Here is a problem that bothers me, could some one grand me some help?

There is a sequence of N random integers, {$X_1,X_2,...,X_N$}. Each $X_i$ is uniformly chosen from a integer set {1,...,M}.

For each specific values of the sequence, {$x_1,x_2,...,x_N$}, if there exits repetition, we put the all the duplicated variables in a bag.

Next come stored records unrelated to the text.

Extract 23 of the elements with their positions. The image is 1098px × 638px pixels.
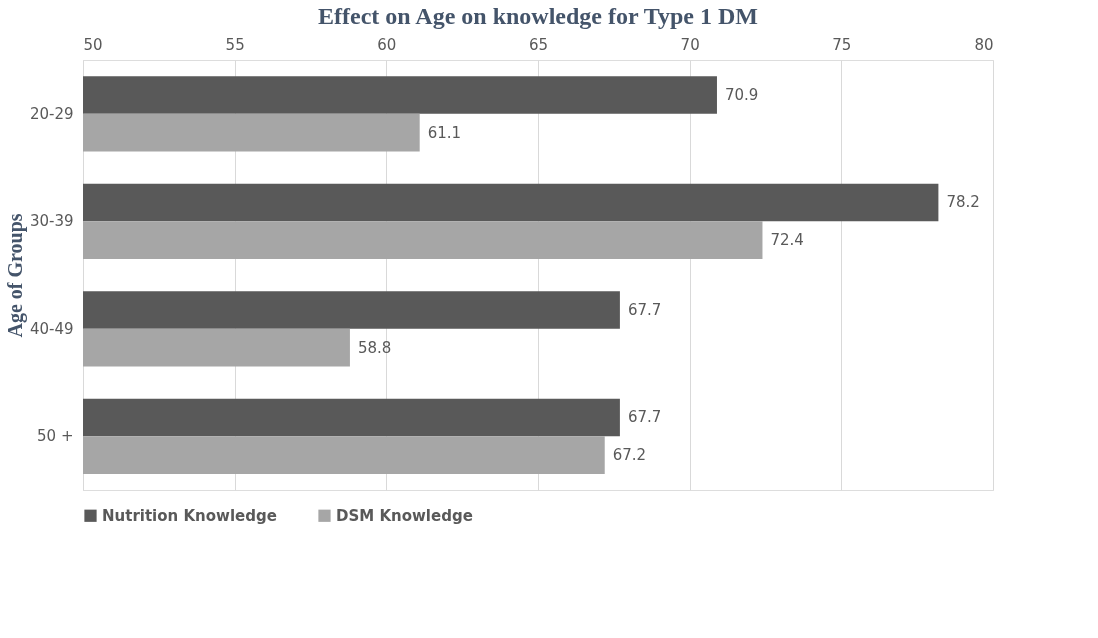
data-label: 58.8 <box>357 338 392 357</box>
x-tick-label: 80 <box>974 35 994 54</box>
data-label: 72.4 <box>770 231 804 250</box>
y-tick-label: 30-39 <box>29 212 74 231</box>
y-tick-label: 40-49 <box>29 319 74 338</box>
x-tick-label: 65 <box>528 35 549 54</box>
legend-label: DSM Knowledge <box>336 506 473 525</box>
y-axis-title: Age of Groups <box>3 213 27 338</box>
data-label: 67.2 <box>612 446 647 465</box>
x-tick-label: 50 <box>83 35 103 54</box>
y-tick-label: 20-29 <box>29 104 74 123</box>
data-label: 67.7 <box>627 300 662 319</box>
chart-title: Effect on Age on knowledge for Type 1 DM <box>318 3 758 29</box>
y-tick-label: 50 + <box>37 427 74 446</box>
x-tick-label: 75 <box>832 35 852 54</box>
data-label: 70.9 <box>724 85 759 104</box>
data-label: 78.2 <box>946 193 980 212</box>
x-tick-label: 60 <box>377 35 397 54</box>
x-tick-label: 70 <box>680 35 700 54</box>
data-label: 61.1 <box>427 123 462 142</box>
legend-label: Nutrition Knowledge <box>102 506 277 525</box>
x-tick-label: 55 <box>225 35 245 54</box>
data-label: 67.7 <box>627 408 662 427</box>
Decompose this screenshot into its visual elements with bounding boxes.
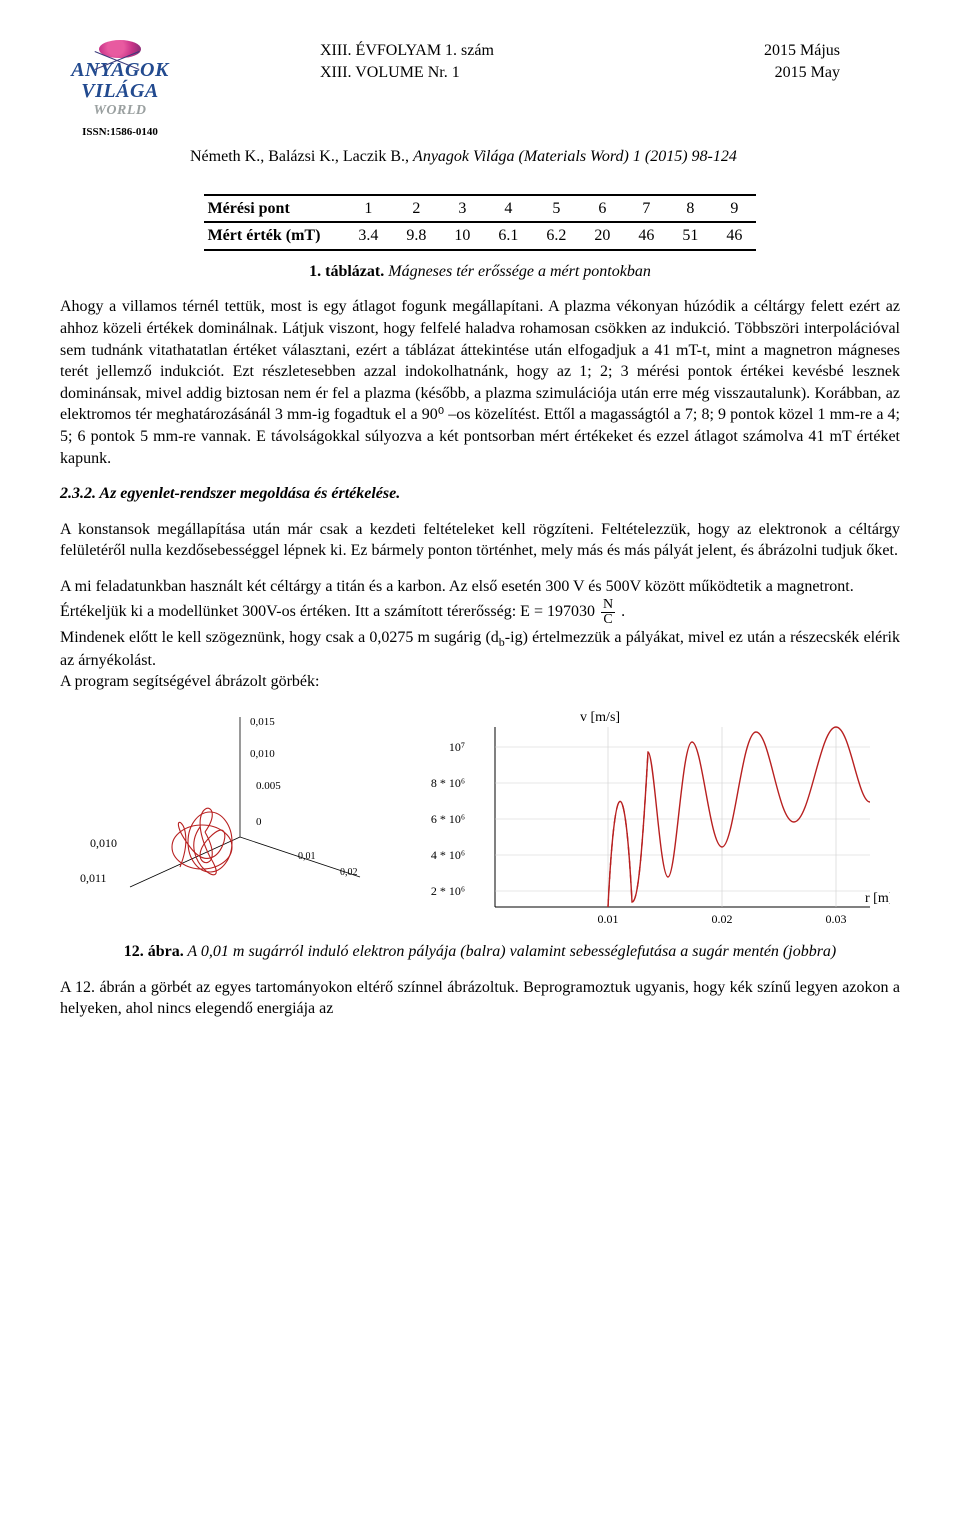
paragraph-6: A program segítségével ábrázolt görbék: (60, 671, 900, 693)
journal-logo: ANYAGOK VILÁGA WORLD ISSN:1586-0140 (60, 40, 180, 140)
section-heading-232: 2.3.2. Az egyenlet-rendszer megoldása és… (60, 483, 900, 505)
table-val: 6.2 (532, 222, 580, 250)
ytick: 0.005 (256, 780, 281, 792)
header-meta: XIII. ÉVFOLYAM 1. szám 2015 Május XIII. … (190, 40, 900, 83)
volume-hu: XIII. ÉVFOLYAM 1. szám (320, 40, 494, 62)
figure-12-right: v [m/s] 10⁷ 8 * 10⁶ 6 * 10⁶ 4 * 10⁶ (410, 707, 900, 937)
table-col: 2 (392, 195, 440, 223)
table-val: 46 (624, 222, 668, 250)
table-col: 3 (440, 195, 484, 223)
table-col: 4 (484, 195, 532, 223)
trajectory-plot: 0,015 0,010 0.005 0 0,01 0,02 0,010 0,01… (60, 707, 410, 937)
ytick: 6 * 10⁶ (431, 812, 465, 826)
fig12-text: A 0,01 m sugárról induló elektron pályáj… (184, 943, 837, 960)
paragraph-1: Ahogy a villamos térnél tettük, most is … (60, 296, 900, 469)
xtick: 0.03 (826, 912, 847, 926)
paragraph-2: A konstansok megállapítása után már csak… (60, 519, 900, 562)
ytick: 0,015 (250, 716, 275, 728)
table-col: 9 (712, 195, 756, 223)
ytick: 8 * 10⁶ (431, 776, 465, 790)
logo-text-3: WORLD (93, 102, 146, 121)
table-caption: 1. táblázat. Mágneses tér erőssége a mér… (60, 261, 900, 283)
logo-text-1: ANYAGOK (71, 60, 169, 81)
table-col: 1 (344, 195, 392, 223)
logo-text-2: VILÁGA (81, 81, 158, 102)
frac-top: N (601, 598, 615, 613)
table-caption-num: 1. táblázat. (309, 263, 384, 280)
table-col: 8 (668, 195, 712, 223)
date-hu: 2015 Május (764, 40, 840, 62)
ytick: 2 * 10⁶ (431, 884, 465, 898)
citation-authors: Németh K., Balázsi K., Laczik B., (190, 148, 413, 165)
table-col: 6 (580, 195, 624, 223)
date-en: 2015 May (775, 62, 840, 84)
frac-bot: C (601, 613, 615, 627)
citation-line: Németh K., Balázsi K., Laczik B., Anyago… (60, 146, 900, 168)
table-val: 10 (440, 222, 484, 250)
xtick: 0,01 (298, 851, 316, 862)
logo-icon (99, 40, 141, 58)
ytick: 10⁷ (449, 740, 465, 754)
table-col: 5 (532, 195, 580, 223)
side-label: 0,010 (90, 836, 117, 850)
para4-a: Értékeljük ki a modellünket 300V-os érté… (60, 603, 599, 620)
paragraph-3: A mi feladatunkban használt két céltárgy… (60, 576, 900, 598)
paragraph-4: Értékeljük ki a modellünket 300V-os érté… (60, 598, 900, 627)
citation-title: Anyagok Világa (Materials Word) 1 (2015)… (413, 148, 737, 165)
figure-12-row: 0,015 0,010 0.005 0 0,01 0,02 0,010 0,01… (60, 707, 900, 937)
xtick: 0,02 (340, 867, 358, 878)
para4-b: . (617, 603, 625, 620)
table-val: 20 (580, 222, 624, 250)
velocity-plot: v [m/s] 10⁷ 8 * 10⁶ 6 * 10⁶ 4 * 10⁶ (410, 707, 890, 937)
xtick: 0.02 (712, 912, 733, 926)
table-caption-text: Mágneses tér erőssége a mért pontokban (384, 263, 651, 280)
side-label: 0,011 (80, 871, 107, 885)
figure-12-left: 0,015 0,010 0.005 0 0,01 0,02 0,010 0,01… (60, 707, 410, 937)
issn-text: ISSN:1586-0140 (82, 125, 158, 140)
paragraph-7: A 12. ábrán a görbét az egyes tartományo… (60, 977, 900, 1020)
figure-12-caption: 12. ábra. A 0,01 m sugárról induló elekt… (60, 941, 900, 963)
ytick: 4 * 10⁶ (431, 848, 465, 862)
x-axis-label: r [m] (865, 891, 890, 906)
table-val: 51 (668, 222, 712, 250)
table-val: 46 (712, 222, 756, 250)
table-col: 7 (624, 195, 668, 223)
table-val: 9.8 (392, 222, 440, 250)
fraction-nc: NC (601, 598, 615, 627)
table-val: 6.1 (484, 222, 532, 250)
paragraph-5: Mindenek előtt le kell szögeznünk, hogy … (60, 627, 900, 672)
ytick: 0 (256, 816, 262, 828)
y-axis-label: v [m/s] (580, 710, 620, 725)
table-row1-label: Mérési pont (204, 195, 345, 223)
ytick: 0,010 (250, 748, 275, 760)
table-row2-label: Mért érték (mT) (204, 222, 345, 250)
xtick: 0.01 (598, 912, 619, 926)
table-val: 3.4 (344, 222, 392, 250)
fig12-num: 12. ábra. (124, 943, 184, 960)
page-header: ANYAGOK VILÁGA WORLD ISSN:1586-0140 XIII… (60, 40, 900, 140)
volume-en: XIII. VOLUME Nr. 1 (320, 62, 460, 84)
measurement-table: Mérési pont 1 2 3 4 5 6 7 8 9 Mért érték… (204, 194, 757, 251)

For example, when N = 6, M = 7, if the sequence is {$x_1=1,x_2=1,x_3=2,x_4=2,x_5=3,x_6=6,x_7=3$}, we put $x_1,x_2,x_3,x_4,x_5,x_7$ in the bag, and the bag size is 6 since we have 6 duplicated variables.

My question is that, what is the average bag size?

I know this can be solved by writing a simple program, but I am wondering if there exits an function relationship between N, M, and the average bag size.

Thank you!

Willie Wong
  • 73,139
Eric
  • 41

1 Answers1

4

Each $x_i$ is not put in the bag if the $N-1$ other $x_j$ are different from $x_i$. This happens with probability $\left(1-\frac1M\right)^{N-1}$. This probability does not depend on $i$ hence the mean number of variables put in the bag is $$ \sum_{i=1}^NP[x_i\ \text{is put in the bag}]=N\cdot\left(1-\left(1-\frac1M\right)^{N-1}\right). $$

Did
  • 279,727